The Trust MLS Web site had earlier stated that the Open MLS initiative in Maine was intended for the November 2007 election, though supporters hadn’t collected enough signatures by the Jan. 25, 2007, deadline for that election.

Barry said that about 55,000 validated signatures were required to qualify for the November 2008 election, which would mean about 70,000 raw signatures — a portion of signatures are typically found to be invalid in any petition drive.

Supporters have collected a total of 60,000 signatures, Barry said on Tuesday, though statistically that would not amount to enough valid signatures. He estimated that it would have required an additional $25,000 to continue the petition drive.

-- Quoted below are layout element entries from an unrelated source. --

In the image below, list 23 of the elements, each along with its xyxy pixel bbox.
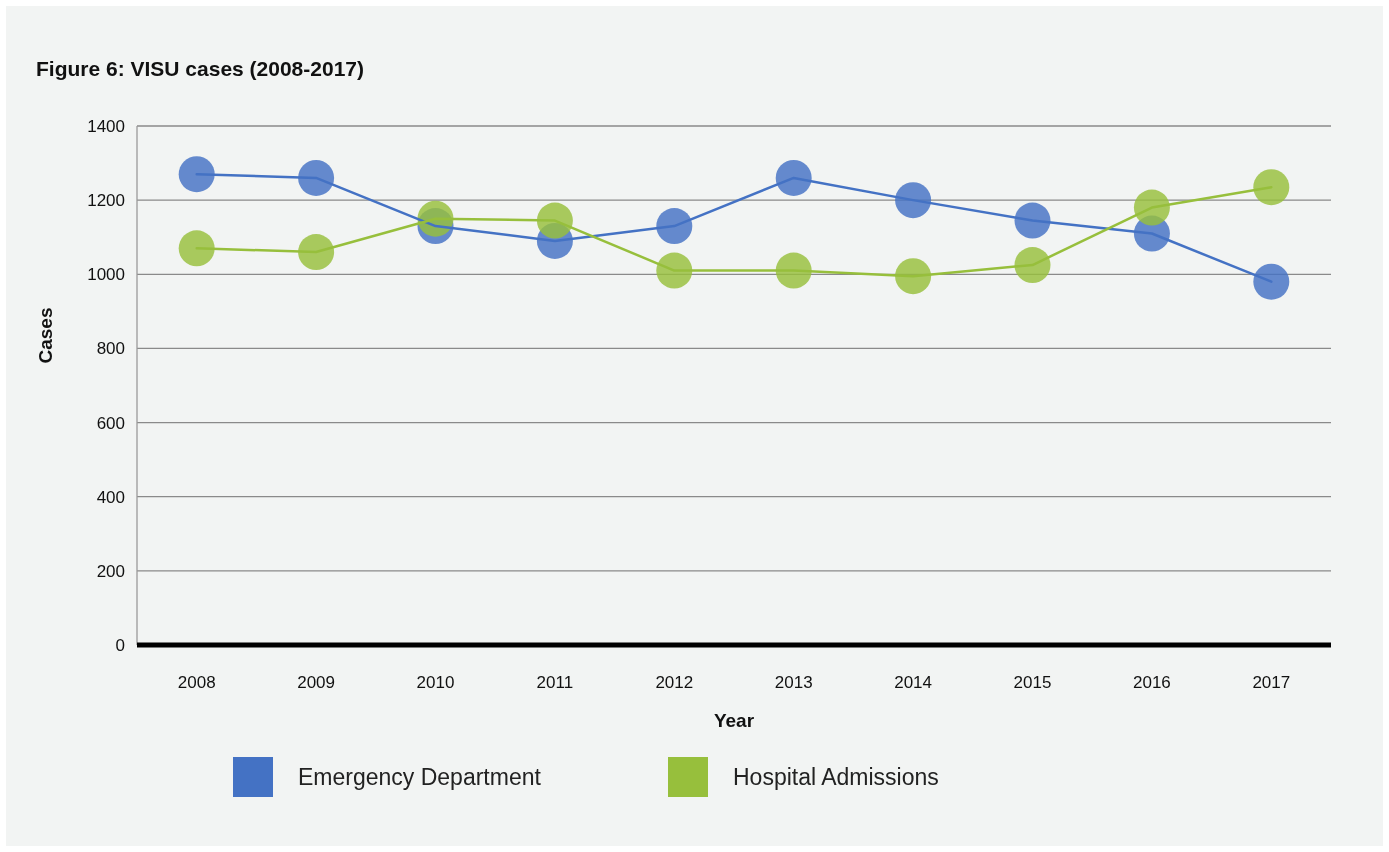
y-tick-label: 600 — [96, 413, 125, 433]
chart-title: Figure 6: VISU cases (2008-2017) — [36, 57, 365, 80]
y-tick-label: 200 — [96, 561, 125, 581]
legend-label: Emergency Department — [298, 764, 542, 790]
x-tick-label: 2015 — [1013, 673, 1052, 692]
y-tick-label: 1200 — [87, 191, 125, 211]
x-tick-label: 2017 — [1252, 673, 1291, 692]
x-tick-label: 2009 — [297, 673, 336, 692]
x-tick-label: 2014 — [894, 673, 933, 692]
y-tick-label: 1400 — [87, 116, 125, 136]
y-tick-label: 0 — [115, 635, 125, 655]
y-axis-title: Cases — [35, 307, 56, 364]
x-tick-label: 2008 — [177, 673, 216, 692]
x-tick-label: 2012 — [655, 673, 694, 692]
x-axis-title: Year — [713, 710, 755, 731]
x-tick-label: 2010 — [416, 673, 455, 692]
y-tick-label: 400 — [96, 487, 125, 507]
legend-label: Hospital Admissions — [733, 764, 939, 790]
x-tick-label: 2013 — [774, 673, 813, 692]
y-tick-label: 1000 — [87, 265, 125, 285]
x-tick-label: 2011 — [536, 673, 574, 692]
x-tick-label: 2016 — [1132, 673, 1171, 692]
y-tick-label: 800 — [96, 339, 125, 359]
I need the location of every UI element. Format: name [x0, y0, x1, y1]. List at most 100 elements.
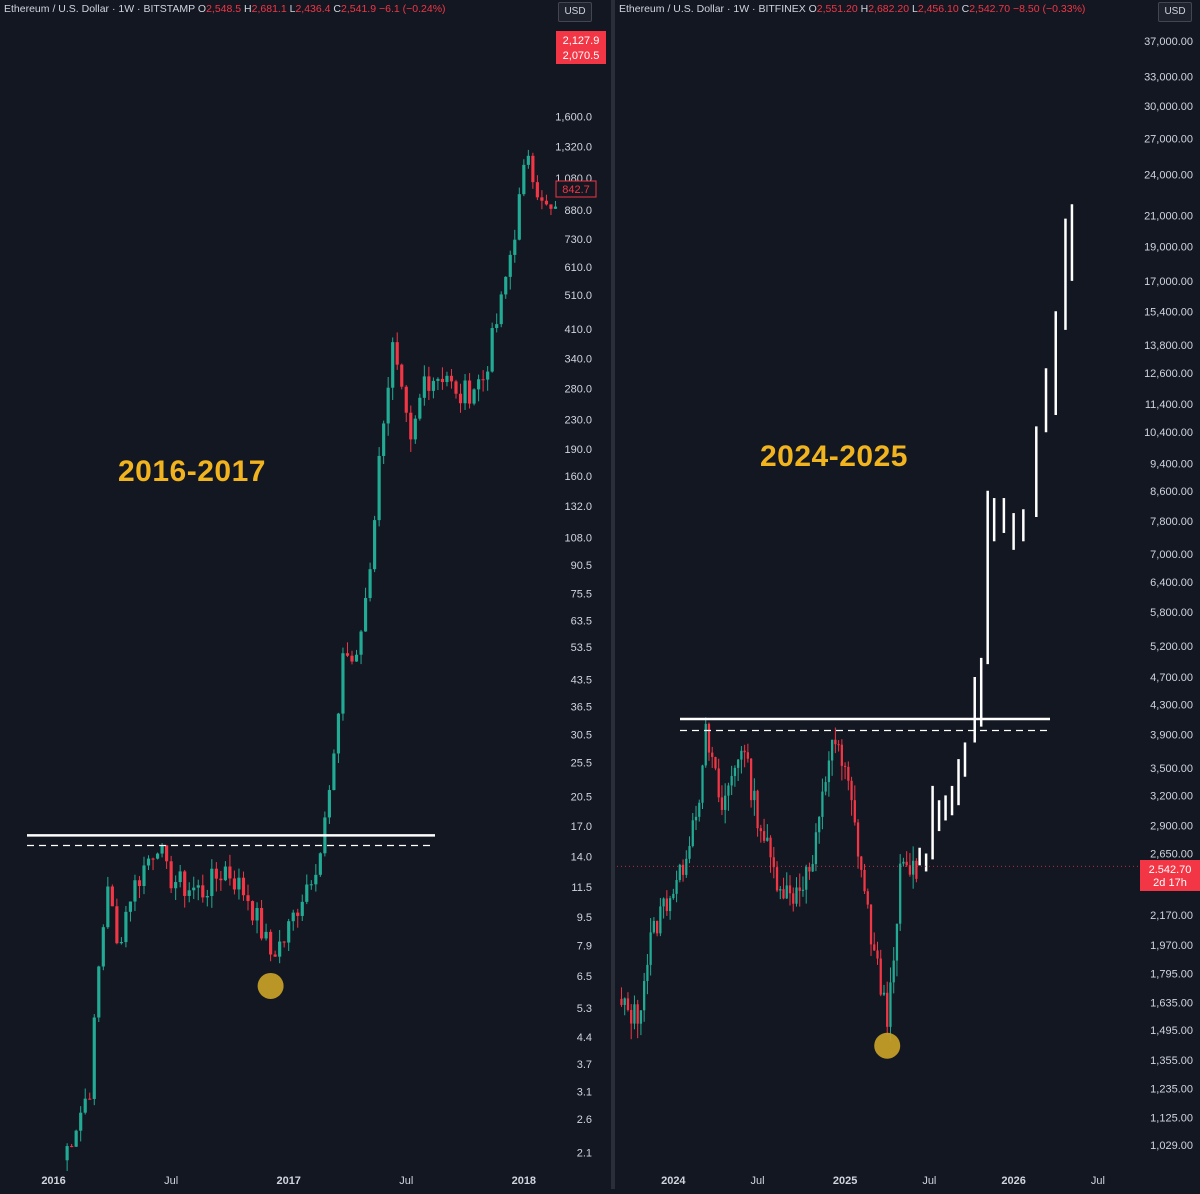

There will likely be another attempt to place a measure on the ballot in Maine or another state, Barry also said, though “we do not now have a state to announce or a timetable.” There are about two dozen states in which a similar Open MLS ballot measure could be introduced, he said.

Within the next 12 months, the Trust MLS group has plans to roll out online tools for real estate professionals and consumers that he said will support the aim of the Open MLS initiative.

Cost-effective lead-generation tools will be featured at the site, he said, including consumer-facing tools that allow them to compare agents.

The rates that Barry said he has seen charged for leads in the real estate industry appear to be “higher than you find in other fields,” and “I think it represents a lack of competition in the marketplace — agents should be able to get a stream of business without having to pay such high lead-generation fees.”

“On the consumer side, it’s a guide to high-quality agents who are willing to share some of their qualifications, experience (and) advantages,” he said.

The online tools will be developed in-house by Trust MLS participants, Barry said, adding that there are programmers affiliated with that group.

After the online tools are launched, Barry said he’s hoping to return to the initiative efforts.